Raw arrays directly obtained from OpenCV or Pillow Encoded images, including JPEG or PNG formats

This enables seamless integration with a wide range of applications and client libraries. Below is a complete functional use case using Python 3.7 or higher. For this example let’s use a public ONNX ResNet model - resnet50-caffe2-v1-9.onnx model.

This model was trained using an additional preprocessing. For inference, preprocessing can be executed on the client side by transforming the input data before sending the request. However, a more efficient approach is to delegate preprocessing to the server by configuring the appropriate preprocessing parameters. Here will be adjusted mean, scale, color and layout. In addition to that, input precision conversion from fp32 to uint8 can improve performance and bandwidth efficiency. Raw images can be transmitted using more compact uint8 data, significantly reducing the payload size and lowering client‑side compute requirements. More details about parameters.

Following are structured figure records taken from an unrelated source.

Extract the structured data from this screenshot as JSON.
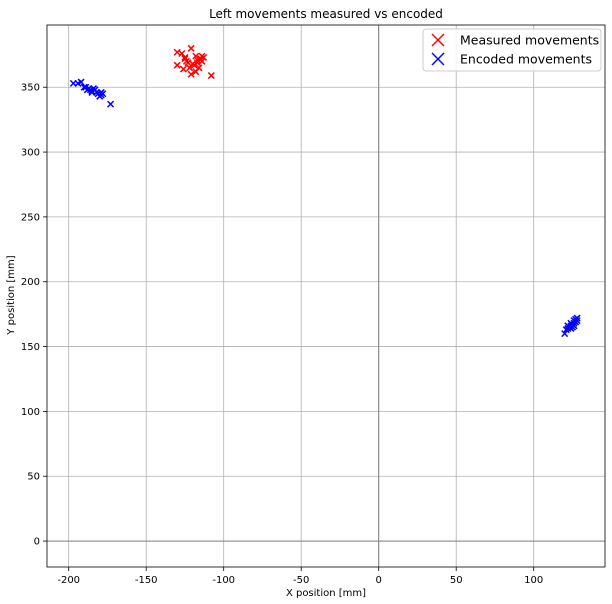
{
  "chart_data": {
    "type": "scatter",
    "title": "Left movements measured vs encoded",
    "xlabel": "X position [mm]",
    "ylabel": "Y position [mm]",
    "xlim": [
      -214,
      146
    ],
    "ylim": [
      -20,
      398
    ],
    "xticks": [
      -200,
      -150,
      -100,
      -50,
      0,
      50,
      100
    ],
    "yticks": [
      0,
      50,
      100,
      150,
      200,
      250,
      300,
      350
    ],
    "grid": true,
    "zero_lines": true,
    "legend_position": "top-right",
    "series": [
      {
        "name": "Measured movements",
        "color": "#ff0000",
        "marker": "x",
        "x": [
          -130,
          -127,
          -121,
          -125,
          -118,
          -115,
          -113,
          -117,
          -124,
          -120,
          -130,
          -126,
          -122,
          -119,
          -116,
          -114,
          -123,
          -117,
          -121,
          -108,
          -125,
          -118,
          -114
        ],
        "y": [
          377,
          376,
          380,
          372,
          374,
          372,
          373,
          369,
          370,
          368,
          367,
          364,
          365,
          367,
          365,
          370,
          369,
          371,
          360,
          359,
          373,
          362,
          374
        ]
      },
      {
        "name": "Encoded movements",
        "color": "#0000ff",
        "marker": "x",
        "x": [
          -197,
          -194,
          -192,
          -190,
          -188,
          -186,
          -185,
          -184,
          -183,
          -182,
          -181,
          -180,
          -179,
          -179,
          -178,
          -187,
          -189,
          -185,
          -173
        ],
        "y": [
          353,
          353,
          354,
          350,
          348,
          348,
          347,
          349,
          348,
          346,
          345,
          343,
          346,
          344,
          345,
          349,
          350,
          346,
          337
        ],
        "x2": [
          120,
          121,
          122,
          123,
          124,
          124,
          125,
          125,
          126,
          126,
          127,
          127,
          128,
          128,
          122,
          124,
          126
        ],
        "y2": [
          160,
          163,
          164,
          165,
          164,
          166,
          167,
          165,
          168,
          166,
          169,
          171,
          170,
          172,
          166,
          168,
          170
        ]
      }
    ]
  }
}
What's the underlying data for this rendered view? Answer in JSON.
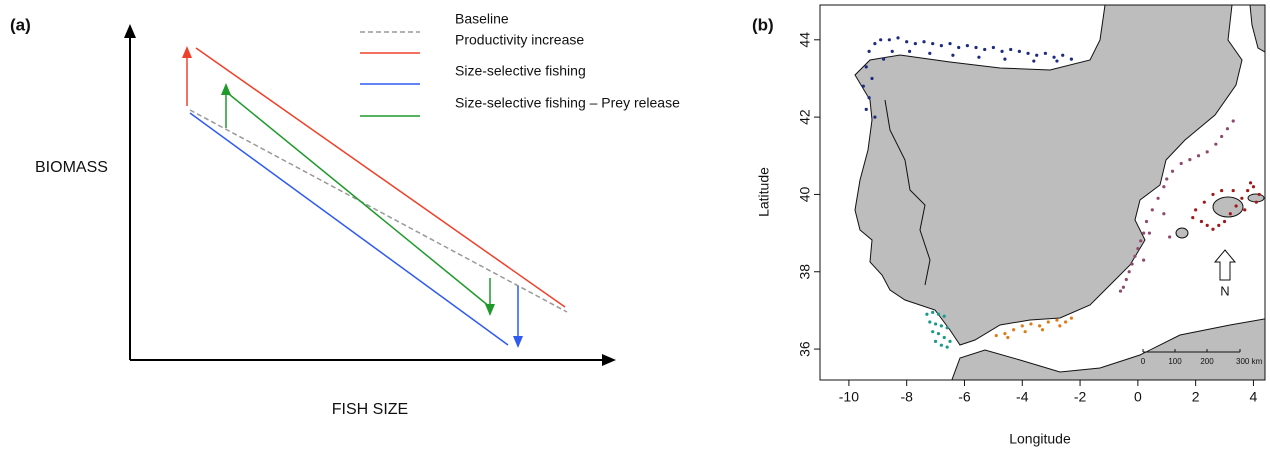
{
  "panel_a": {
    "label": "(a)",
    "y_axis_label": "BIOMASS",
    "x_axis_label": "FISH SIZE",
    "legend": [
      {
        "label": "Baseline",
        "color": "#999999",
        "dashed": true
      },
      {
        "label": "Productivity increase",
        "color": "#f0402a",
        "dashed": false
      },
      {
        "label": "Size-selective fishing",
        "color": "#2f5bf0",
        "dashed": false
      },
      {
        "label": "Size-selective fishing – Prey release",
        "color": "#1e9a2a",
        "dashed": false
      }
    ]
  },
  "chart_data": {
    "type": "scatter",
    "panel_label": "(b)",
    "x_label": "Longitude",
    "y_label": "Latitude",
    "xlim": [
      -11,
      4.4
    ],
    "ylim": [
      35.2,
      44.9
    ],
    "xticks": [
      -10,
      -8,
      -6,
      -4,
      -2,
      0,
      2,
      4
    ],
    "yticks": [
      36,
      38,
      40,
      42,
      44
    ],
    "scale_bar_labels": [
      "0",
      "100",
      "200",
      "300 km"
    ],
    "north_label": "N",
    "series": [
      {
        "color": "#1c2a80",
        "x": [
          -9.3,
          -9.1,
          -8.9,
          -8.6,
          -8.3,
          -8.0,
          -7.7,
          -7.4,
          -7.1,
          -6.8,
          -6.5,
          -6.2,
          -5.9,
          -5.6,
          -5.3,
          -5.0,
          -4.7,
          -4.4,
          -4.1,
          -3.8,
          -3.5,
          -3.2,
          -2.9,
          -2.6,
          -2.3,
          -9.4,
          -9.2,
          -9.5,
          -9.3,
          -9.4,
          -9.1,
          -8.8,
          -8.5,
          -7.9,
          -7.2,
          -6.4,
          -5.5,
          -4.6,
          -3.6,
          -2.8
        ],
        "values": [
          43.7,
          43.9,
          44.0,
          44.0,
          44.05,
          43.95,
          43.9,
          43.95,
          43.9,
          43.85,
          43.9,
          43.8,
          43.85,
          43.8,
          43.75,
          43.8,
          43.7,
          43.75,
          43.7,
          43.65,
          43.6,
          43.65,
          43.55,
          43.6,
          43.5,
          43.3,
          43.0,
          42.8,
          42.5,
          42.2,
          42.0,
          43.5,
          43.7,
          43.7,
          43.65,
          43.6,
          43.55,
          43.5,
          43.45,
          43.45
        ]
      },
      {
        "color": "#8e4a6e",
        "x": [
          3.3,
          3.1,
          2.9,
          2.7,
          2.4,
          2.1,
          1.8,
          1.5,
          1.2,
          1.0,
          0.9,
          0.7,
          0.5,
          0.3,
          0.2,
          0.1,
          0.0,
          -0.1,
          -0.2,
          -0.3,
          -0.4,
          -0.5,
          -0.6,
          0.9,
          1.1,
          0.4,
          0.2
        ],
        "values": [
          41.9,
          41.7,
          41.5,
          41.3,
          41.1,
          41.0,
          40.9,
          40.8,
          40.6,
          40.4,
          40.2,
          39.9,
          39.6,
          39.3,
          39.0,
          38.8,
          38.6,
          38.4,
          38.2,
          38.0,
          37.8,
          37.6,
          37.5,
          39.5,
          38.9,
          39.0,
          38.3
        ]
      },
      {
        "color": "#a01818",
        "x": [
          2.0,
          2.2,
          2.4,
          2.6,
          2.8,
          3.0,
          3.2,
          3.4,
          3.6,
          3.8,
          4.0,
          4.2,
          2.3,
          2.6,
          2.9,
          3.3,
          3.7,
          4.1,
          1.9,
          3.9
        ],
        "values": [
          39.6,
          39.3,
          39.2,
          39.1,
          39.2,
          39.3,
          39.5,
          39.7,
          39.9,
          40.1,
          40.2,
          40.0,
          39.8,
          40.0,
          40.1,
          40.1,
          39.6,
          39.8,
          39.4,
          40.3
        ]
      },
      {
        "color": "#1a9a8a",
        "x": [
          -7.3,
          -7.1,
          -6.9,
          -6.7,
          -7.2,
          -7.0,
          -6.8,
          -6.6,
          -7.1,
          -6.9,
          -6.7,
          -6.5,
          -7.0,
          -6.8,
          -6.6
        ],
        "values": [
          36.9,
          36.95,
          36.9,
          36.85,
          36.7,
          36.65,
          36.6,
          36.55,
          36.45,
          36.4,
          36.3,
          36.2,
          36.2,
          36.1,
          36.05
        ]
      },
      {
        "color": "#e07b1a",
        "x": [
          -4.9,
          -4.6,
          -4.3,
          -4.0,
          -3.7,
          -3.4,
          -3.1,
          -2.8,
          -2.5,
          -2.3,
          -4.5,
          -3.9,
          -3.3,
          -2.7
        ],
        "values": [
          36.35,
          36.4,
          36.5,
          36.6,
          36.65,
          36.6,
          36.7,
          36.75,
          36.7,
          36.8,
          36.3,
          36.45,
          36.5,
          36.6
        ]
      }
    ]
  }
}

Model deployment with preprocessing#

Clone the repository and enter using_onnx_model directory

git clone https://github.com/openvinotoolkit/model_server.git
cd model_server/demos/using_onnx_model/python

Prepare environment

curl --fail -L --create-dirs https://github.com/onnx/models/raw/main/validated/vision/classification/resnet/model/resnet50-caffe2-v1-9.onnx -o workspace/resnet50-onnx/1/resnet50-caffe2-v1-9.onnx

Start the OVMS container with additional preprocessing options:

docker run -d -u $(id -u):$(id -g) -v $(pwd)/workspace:/workspace -p 9001:9001 openvino/model_server:latest \
--model_path /workspace/resnet50-onnx --model_name resnet --port 9001 --layout NHWC:NCHW --mean "[123.675,116.28,103.53]" --scale "[58.395,57.12,57.375]" --shape "(1,224,224,3)" --color_format BGR:RGB --precision uint8:fp32

Running the client:#

pip3 install -r requirements.txt
python onnx_model_demo.py --service_url localhost:9001

Output:

Running inference with image: ../../common/static/images/bee.jpeg
Class with highest score: 309
Detected class name: bee

The client can be also run with flag --send_tensor which reads encoded input image and sends it with uint8 precision.

python onnx_model_demo.py --service_url localhost:9001 --send_tensor

Output:

Running inference with image: ../../common/static/images/bee.jpeg
Class with highest score: 309
Detected class name: bee

Note: While adding preprocessing to the model input, shape needs to be set as static.